While the majority of the FDA’s advisory committee pushed for approval, the handful of dissenters pointed to a lack of proven safety and effectiveness in probuphine as reasons not to move forward.
“It is disappointing that the advisory committee set such a low bar for safety and effectiveness,” Tracy Rupp, director of public health policy initiatives at the National Center for Health Research, told USA Today. “Is probuphine effective? We still don’t know because the study was poorly designed and missing data.”
For Rupp and the several others who objected, not having any data past the six-month mark was disquieting, as many addicts need to stay on their medicine for years. Braeburn’s data was also racially skewed — 84% of the trial subjects were white.

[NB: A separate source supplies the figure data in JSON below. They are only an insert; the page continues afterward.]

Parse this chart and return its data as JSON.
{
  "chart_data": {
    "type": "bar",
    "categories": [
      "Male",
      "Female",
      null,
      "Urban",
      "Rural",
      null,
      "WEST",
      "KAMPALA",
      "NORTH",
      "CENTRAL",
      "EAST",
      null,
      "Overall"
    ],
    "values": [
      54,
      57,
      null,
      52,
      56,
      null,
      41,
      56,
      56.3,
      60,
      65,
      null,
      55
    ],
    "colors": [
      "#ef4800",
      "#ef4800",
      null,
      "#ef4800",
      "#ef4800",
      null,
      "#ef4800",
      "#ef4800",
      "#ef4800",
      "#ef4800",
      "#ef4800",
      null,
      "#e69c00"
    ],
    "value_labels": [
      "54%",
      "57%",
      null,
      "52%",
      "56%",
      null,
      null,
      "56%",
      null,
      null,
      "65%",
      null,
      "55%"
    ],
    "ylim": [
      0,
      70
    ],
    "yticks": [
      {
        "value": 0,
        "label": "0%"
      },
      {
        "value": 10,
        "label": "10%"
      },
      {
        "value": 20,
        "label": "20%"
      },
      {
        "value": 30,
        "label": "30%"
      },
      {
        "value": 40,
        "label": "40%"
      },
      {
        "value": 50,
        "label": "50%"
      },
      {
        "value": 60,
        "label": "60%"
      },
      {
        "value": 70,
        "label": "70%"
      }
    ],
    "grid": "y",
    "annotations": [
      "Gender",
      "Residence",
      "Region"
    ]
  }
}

By the CDC’s account, America’s heroin epidemic has seen its biggest surge in the last 10 years. Between 1999-2013, the death rate from prescription painkiller overdose more than quadrupled. The damage is so pervasive that even the rate of newborn babies born with heroin dependencies has risen: Between 2003 and 2013, the rate has climbed 500%.
So if an implant even helps a little bit, it will be a big deal.